Unless you live in my world, digital marketing is usually a lot less exciting than having a beer in the pub. But however far-fetched the analogy may seem, these scenarios actually have a lot of parallels.
Expecting someone to land on the home page of your website and be so wowed by your offering that they immediately make a purchase, is simply not realistic.
Unless you’re incredibly good-looking, with an insanely witty punchline, and just happen to hit on the right girl, it’s not very likely that you’re going to get lucky that evening. Worse still, you’ve probably blown your chances with that particular stunner for good.
Now I’m no dating guru, but I would suggest that a more successful approach would be to buy her a drink and engage in some kind of conversation. Bingo! Your chances have probably just tripled. Do you see where I’m going with this?

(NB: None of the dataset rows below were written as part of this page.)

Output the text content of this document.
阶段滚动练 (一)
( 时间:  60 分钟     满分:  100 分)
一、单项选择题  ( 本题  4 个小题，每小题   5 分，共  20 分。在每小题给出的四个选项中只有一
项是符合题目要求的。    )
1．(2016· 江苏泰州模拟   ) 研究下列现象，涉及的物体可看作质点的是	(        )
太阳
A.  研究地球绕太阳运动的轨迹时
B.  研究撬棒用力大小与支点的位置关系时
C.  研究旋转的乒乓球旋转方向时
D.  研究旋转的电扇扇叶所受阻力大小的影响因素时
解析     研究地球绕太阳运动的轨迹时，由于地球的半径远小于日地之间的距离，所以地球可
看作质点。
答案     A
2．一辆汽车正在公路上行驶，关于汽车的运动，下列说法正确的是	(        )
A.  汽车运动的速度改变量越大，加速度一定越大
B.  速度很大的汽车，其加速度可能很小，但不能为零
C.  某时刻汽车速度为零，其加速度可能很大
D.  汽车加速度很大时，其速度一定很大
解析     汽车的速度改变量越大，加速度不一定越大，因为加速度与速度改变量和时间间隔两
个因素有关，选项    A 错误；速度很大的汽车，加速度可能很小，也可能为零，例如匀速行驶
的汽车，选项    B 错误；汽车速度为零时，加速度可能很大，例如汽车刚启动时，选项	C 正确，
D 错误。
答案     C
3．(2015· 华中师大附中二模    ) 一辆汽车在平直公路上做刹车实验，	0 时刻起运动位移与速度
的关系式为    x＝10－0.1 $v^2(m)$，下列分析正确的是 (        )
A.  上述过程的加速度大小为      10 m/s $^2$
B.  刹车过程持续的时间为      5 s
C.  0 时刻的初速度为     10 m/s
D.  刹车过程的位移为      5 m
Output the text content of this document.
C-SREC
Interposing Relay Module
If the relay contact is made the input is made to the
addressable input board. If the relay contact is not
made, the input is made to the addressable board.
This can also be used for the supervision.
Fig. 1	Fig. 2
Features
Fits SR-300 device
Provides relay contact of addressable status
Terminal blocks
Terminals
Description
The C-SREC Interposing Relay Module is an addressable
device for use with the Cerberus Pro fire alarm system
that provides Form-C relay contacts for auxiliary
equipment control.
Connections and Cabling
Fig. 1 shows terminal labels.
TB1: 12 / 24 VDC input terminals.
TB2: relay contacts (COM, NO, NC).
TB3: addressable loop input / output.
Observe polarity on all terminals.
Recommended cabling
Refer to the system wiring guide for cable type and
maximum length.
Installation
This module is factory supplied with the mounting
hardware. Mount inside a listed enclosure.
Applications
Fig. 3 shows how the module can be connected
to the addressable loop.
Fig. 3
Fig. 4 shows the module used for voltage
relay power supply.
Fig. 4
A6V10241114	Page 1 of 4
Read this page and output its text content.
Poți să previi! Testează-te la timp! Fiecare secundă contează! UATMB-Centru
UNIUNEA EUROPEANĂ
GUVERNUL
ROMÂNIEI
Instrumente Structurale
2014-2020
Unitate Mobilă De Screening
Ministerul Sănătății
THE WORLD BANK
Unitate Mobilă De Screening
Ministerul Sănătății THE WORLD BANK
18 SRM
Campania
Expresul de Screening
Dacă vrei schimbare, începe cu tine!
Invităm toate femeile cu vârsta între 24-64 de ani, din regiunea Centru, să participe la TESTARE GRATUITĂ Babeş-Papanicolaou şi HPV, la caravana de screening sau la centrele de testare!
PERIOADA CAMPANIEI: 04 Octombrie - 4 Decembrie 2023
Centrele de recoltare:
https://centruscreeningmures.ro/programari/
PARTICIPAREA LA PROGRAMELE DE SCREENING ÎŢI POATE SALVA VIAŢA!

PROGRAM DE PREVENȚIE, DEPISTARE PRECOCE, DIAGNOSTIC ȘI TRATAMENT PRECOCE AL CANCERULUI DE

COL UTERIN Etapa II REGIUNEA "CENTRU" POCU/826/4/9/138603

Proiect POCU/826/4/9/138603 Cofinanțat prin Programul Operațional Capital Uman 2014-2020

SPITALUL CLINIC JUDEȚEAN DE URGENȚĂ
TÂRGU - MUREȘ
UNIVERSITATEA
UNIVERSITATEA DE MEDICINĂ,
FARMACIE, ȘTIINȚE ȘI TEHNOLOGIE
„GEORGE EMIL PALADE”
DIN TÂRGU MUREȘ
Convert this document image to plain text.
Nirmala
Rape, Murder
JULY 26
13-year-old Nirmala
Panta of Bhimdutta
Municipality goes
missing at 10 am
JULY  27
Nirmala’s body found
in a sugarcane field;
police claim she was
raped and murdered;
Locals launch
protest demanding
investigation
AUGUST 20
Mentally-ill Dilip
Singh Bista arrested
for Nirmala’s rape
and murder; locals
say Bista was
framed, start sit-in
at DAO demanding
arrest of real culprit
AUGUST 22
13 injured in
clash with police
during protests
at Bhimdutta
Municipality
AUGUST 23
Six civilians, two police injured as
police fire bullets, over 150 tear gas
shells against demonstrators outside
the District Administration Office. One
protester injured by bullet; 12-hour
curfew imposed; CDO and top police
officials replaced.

So what’s this got to do with marketing?
The same principle applies with your potential customers. You need to establish a rapport first.
There’s lots of different ways you can do this, through social media engagement, networking, events, email marketing and many more.
But email marketing is the main focus here. This is data that you own. It’s not a rented list, or reliant on your Facebook account which could come crashing down on you for any number of reasons. If you’ve ever heard the phrase ‘the money is in the list’, this is what they’re referring to. One of the key objectives of your marketing should be to build a list of email addresses so that you can keep in touch with your potential customers. This enables you to develop a relationship with them, build trust and integrity in your brand, and advise them of product launches, offers, awards, new services etc. If you have already started having a conversation with people who are looking for your kind of product/service, you’re far more likely to secure purchases from them in the future.
Best still, email marketing is inexpensive and can run on auto pilot.
The lead magnet approach
In order to build a list, it’s common to have a newsletter sign up form on a website, but a far more effective method is to offer a ‘white paper’ which offers information of value to your visitor, in exchange for their email address. This is often referred to as a lead magnet.
The white paper is not a sales pitch for your service – it is simply informative, but it’s stuffed full of tips, advice and expertise which your target market is hungry for. Examples include something along the lines of ‘5 pitfalls of buying a house, and how to avoid them’, or ‘the 10 best gifts to win your mother-in-law over’, or anything which is likely to engage the interest of visitors to your site and offer them something of value.
Checklists and toolkits (lists of resources) typically make great white papers.
So next time you’re creating a piece of marketing material, revisit the pub analogy, where the bar is your market place, the girl is your potential customer, your chat up line is your headline and that good looking guy that you are, is your product. Best invest in a decent shirt, eh?